Canada's summer forecast is out for 2023 and we're in for some sizzling hot weather
With less than a week of winter left on the calendar, people all over Canada are growing eager to make hot weather plans — and a newly-released 2023 summer forecast from The Farmers' Almanac suggests that we'll have plenty of sizzle to work with.
"The official start of summer in Canada is on Wednesday, June 21, 2023, but who's to say that the warm weather will wait until then to spread summer-like weather conditions throughout the country?" reads the long-range weather outlook.
While it's hard to say when, exactly, different parts of Canada will fully transition over from spring-like to steamy temps, The Farmers' Almanac predicts that most of the country will experience hotter-than-normal conditions this summer.
"Our official forecast calls for much warmer than normal conditions for most of the nation. For many regions, the heat will seem unrelenting, persisting from late June through early September," the forecast continues.
"Temperatures at times will soar into past 32°C, in some cases even approaching 37°C. Factor in the oppressive humidity and heat indices ('feels like' temps) could approach 40°C in some areas."
Hardcore meteorologists may argue that The Farmers' Almanac isn't the most legitimate of sources for predictions, as the publication uses a secret and mysterious "formula" to forecast weather conditions 16 months in advance.
It's hard to argue with the more than 200-year-old periodical's track record, however. Depending on who you ask, Farmers' Almanac forecasts are up to 80 per cent accurate in general. They certainly hit winter of 2022-2023 on the head with their snowy, dreary outlook.
"Our forecast, which is based on a proprietary formula that relies on many factors, including the Moon, is calling for a warmer than normal summer for most of the country," writes the outlet of Canada as a whole.
"Last summer was officially the third warmest in Canada’s history, with the summers of 2021 and 1998 coming in hotter. Temperatures across the country were 1.6 degrees C above normal.
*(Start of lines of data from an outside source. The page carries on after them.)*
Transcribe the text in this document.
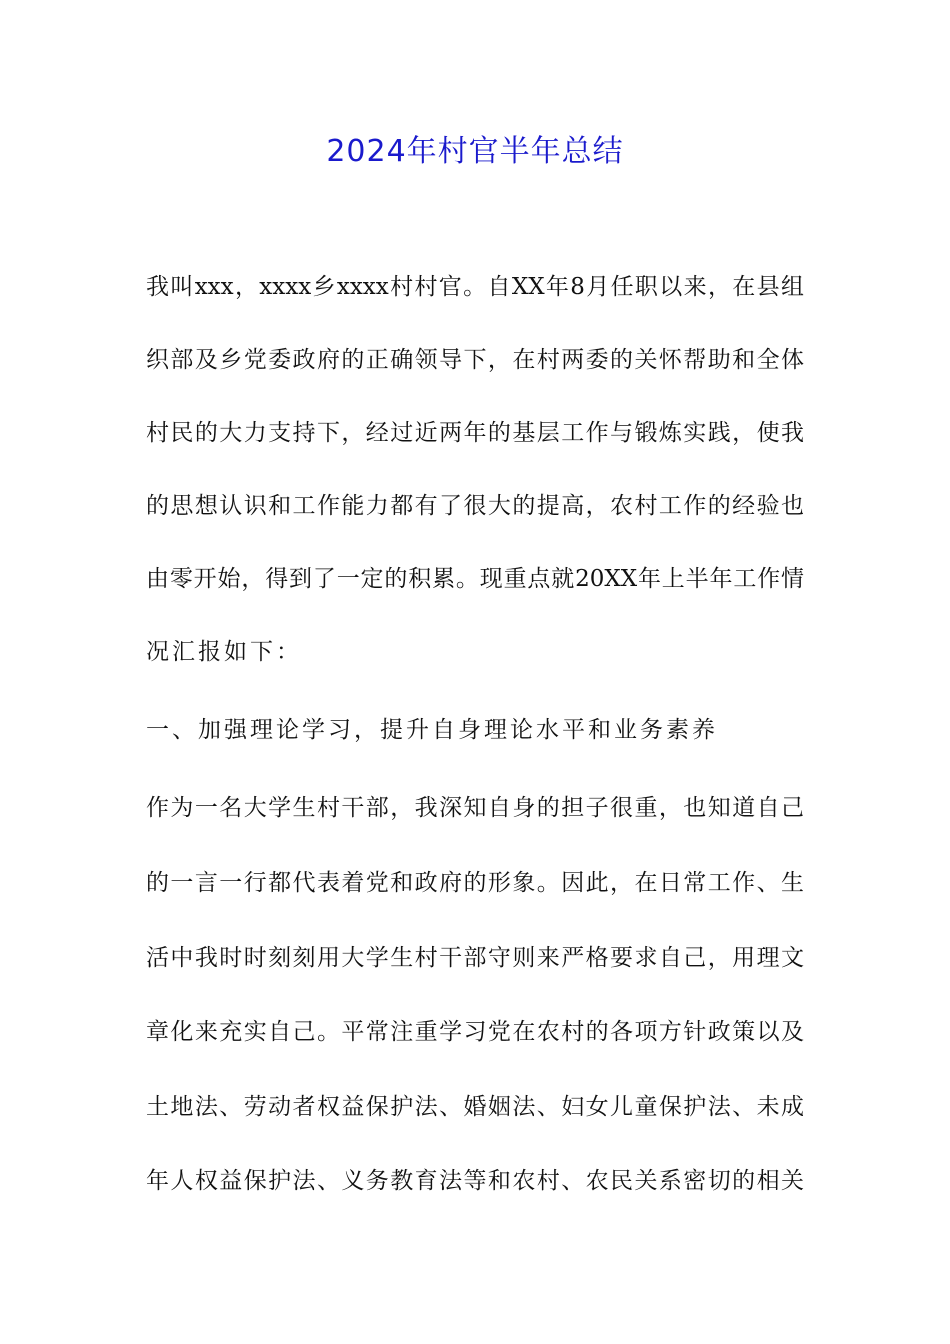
2024年村官半年总结
我叫xxx，xxxx乡xxxx村村官。自XX年8月任职以来，在县组
织部及乡党委政府的正确领导下，在村两委的关怀帮助和全体
村民的大力支持下，经过近两年的基层工作与锻炼实践，使我
的思想认识和工作能力都有了很大的提高，农村工作的经验也
由零开始，得到了一定的积累。现重点就20XX年上半年工作情
况汇报如下：
一、加强理论学习，提升自身理论水平和业务素养
作为一名大学生村干部，我深知自身的担子很重，也知道自己
的一言一行都代表着党和政府的形象。因此，在日常工作、生
活中我时时刻刻用大学生村干部守则来严格要求自己，用理文
章化来充实自己。平常注重学习党在农村的各项方针政策以及
土地法、劳动者权益保护法、婚姻法、妇女儿童保护法、未成
年人权益保护法、义务教育法等和农村、农民关系密切的相关
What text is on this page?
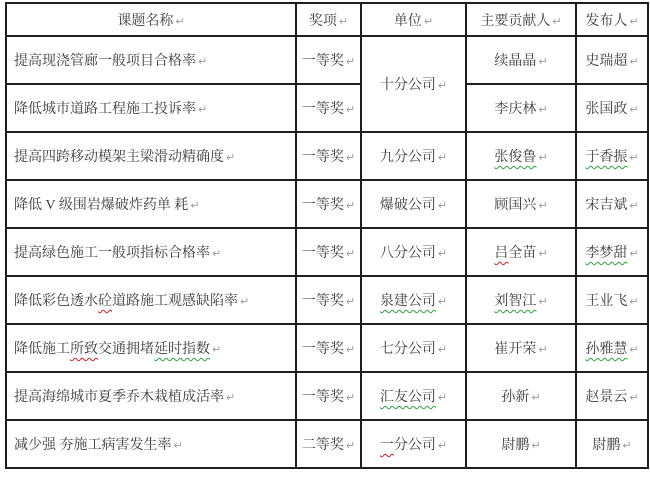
课题名称 ↵	奖项 ↵	单位 ↵	主要贡献人 ↵	发布人 ↵
提高现浇管廊一般项目合格率 ↵	一等奖 ↵	十分公司 ↵	续晶晶 ↵	史瑞超 ↵
降低城市道路工程施工投诉率 ↵	一等奖 ↵		李庆林 ↵	张国政 ↵
提高四跨移动模架主梁滑动精确度 ↵	一等奖 ↵	九分公司 ↵	张俊鲁 ↵	于香振 ↵
降低 V 级围岩爆破炸药单 耗 ↵	一等奖 ↵	爆破公司 ↵	顾国兴 ↵	宋吉斌 ↵
提高绿色施工一般项指标合格率 ↵	一等奖 ↵	八分公司 ↵	吕全苗 ↵	李梦甜 ↵
降低彩色透水砼道路施工观感缺陷率 ↵	一等奖 ↵	泉建公司 ↵	刘智江 ↵	王业飞 ↵
降低施工所致交通拥堵延时指数 ↵	一等奖 ↵	七分公司 ↵	崔开荣 ↵	孙雅慧 ↵
提高海绵城市夏季乔木栽植成活率 ↵	一等奖 ↵	汇友公司 ↵	孙新 ↵	赵景云 ↵
减少强 夯施工病害发生率 ↵	二等奖 ↵	一分公司 ↵	尉鹏 ↵	尉鹏 ↵
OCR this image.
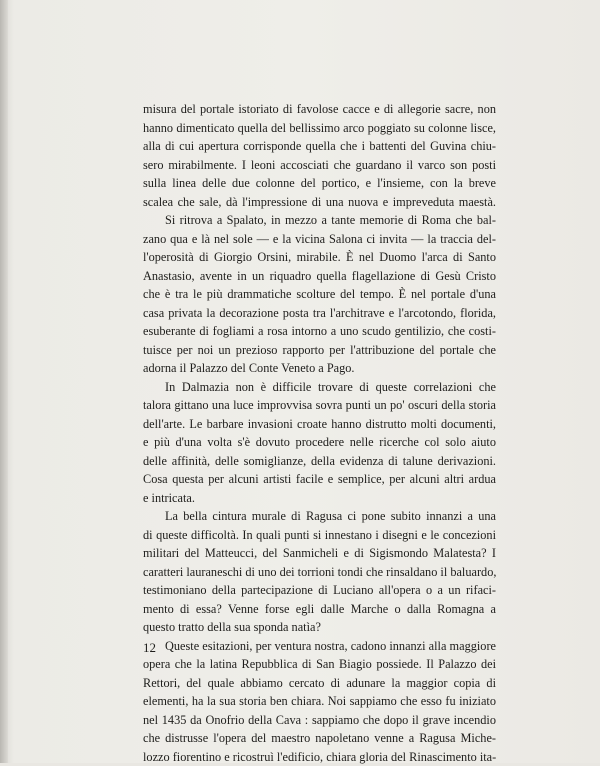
misura del portale istoriato di favolose cacce e di allegorie sacre, non
hanno dimenticato quella del bellissimo arco poggiato su colonne lisce,
alla di cui apertura corrisponde quella che i battenti del Guvina chiu-
sero mirabilmente. I leoni accosciati che guardano il varco son posti
sulla linea delle due colonne del portico, e l'insieme, con la breve
scalea che sale, dà l'impressione di una nuova e impreveduta maestà.
Si ritrova a Spalato, in mezzo a tante memorie di Roma che bal-
zano qua e là nel sole — e la vicina Salona ci invita — la traccia del-
l'operosità di Giorgio Orsini, mirabile. È nel Duomo l'arca di Santo
Anastasio, avente in un riquadro quella flagellazione di Gesù Cristo
che è tra le più drammatiche scolture del tempo. È nel portale d'una
casa privata la decorazione posta tra l'architrave e l'arcotondo, florida,
esuberante di fogliami a rosa intorno a uno scudo gentilizio, che costi-
tuisce per noi un prezioso rapporto per l'attribuzione del portale che
adorna il Palazzo del Conte Veneto a Pago.
In Dalmazia non è difficile trovare di queste correlazioni che
talora gittano una luce improvvisa sovra punti un po' oscuri della storia
dell'arte. Le barbare invasioni croate hanno distrutto molti documenti,
e più d'una volta s'è dovuto procedere nelle ricerche col solo aiuto
delle affinità, delle somiglianze, della evidenza di talune derivazioni.
Cosa questa per alcuni artisti facile e semplice, per alcuni altri ardua
e intricata.
La bella cintura murale di Ragusa ci pone subito innanzi a una
di queste difficoltà. In quali punti si innestano i disegni e le concezioni
militari del Matteucci, del Sanmicheli e di Sigismondo Malatesta? I
caratteri lauraneschi di uno dei torrioni tondi che rinsaldano il baluardo,
testimoniano della partecipazione di Luciano all'opera o a un rifaci-
mento di essa? Venne forse egli dalle Marche o dalla Romagna a
questo tratto della sua sponda natìa?
Queste esitazioni, per ventura nostra, cadono innanzi alla maggiore
opera che la latina Repubblica di San Biagio possiede. Il Palazzo dei
Rettori, del quale abbiamo cercato di adunare la maggior copia di
elementi, ha la sua storia ben chiara. Noi sappiamo che esso fu iniziato
nel 1435 da Onofrio della Cava : sappiamo che dopo il grave incendio
che distrusse l'opera del maestro napoletano venne a Ragusa Miche-
lozzo fiorentino e ricostruì l'edificio, chiara gloria del Rinascimento ita-
12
And the summer heat sizzled longer with many places feeling the heat from May to October and others from July to November."
While rainfall is expected to be below normal levels in Quebec and parts of the Martimes, summer won't necessarily be a dry one for the rest of the country, with "occasional bouts of heavy precipitation, primarily from showery rains and big thunderstorms" on deck for the Great Lakes Region and west coast.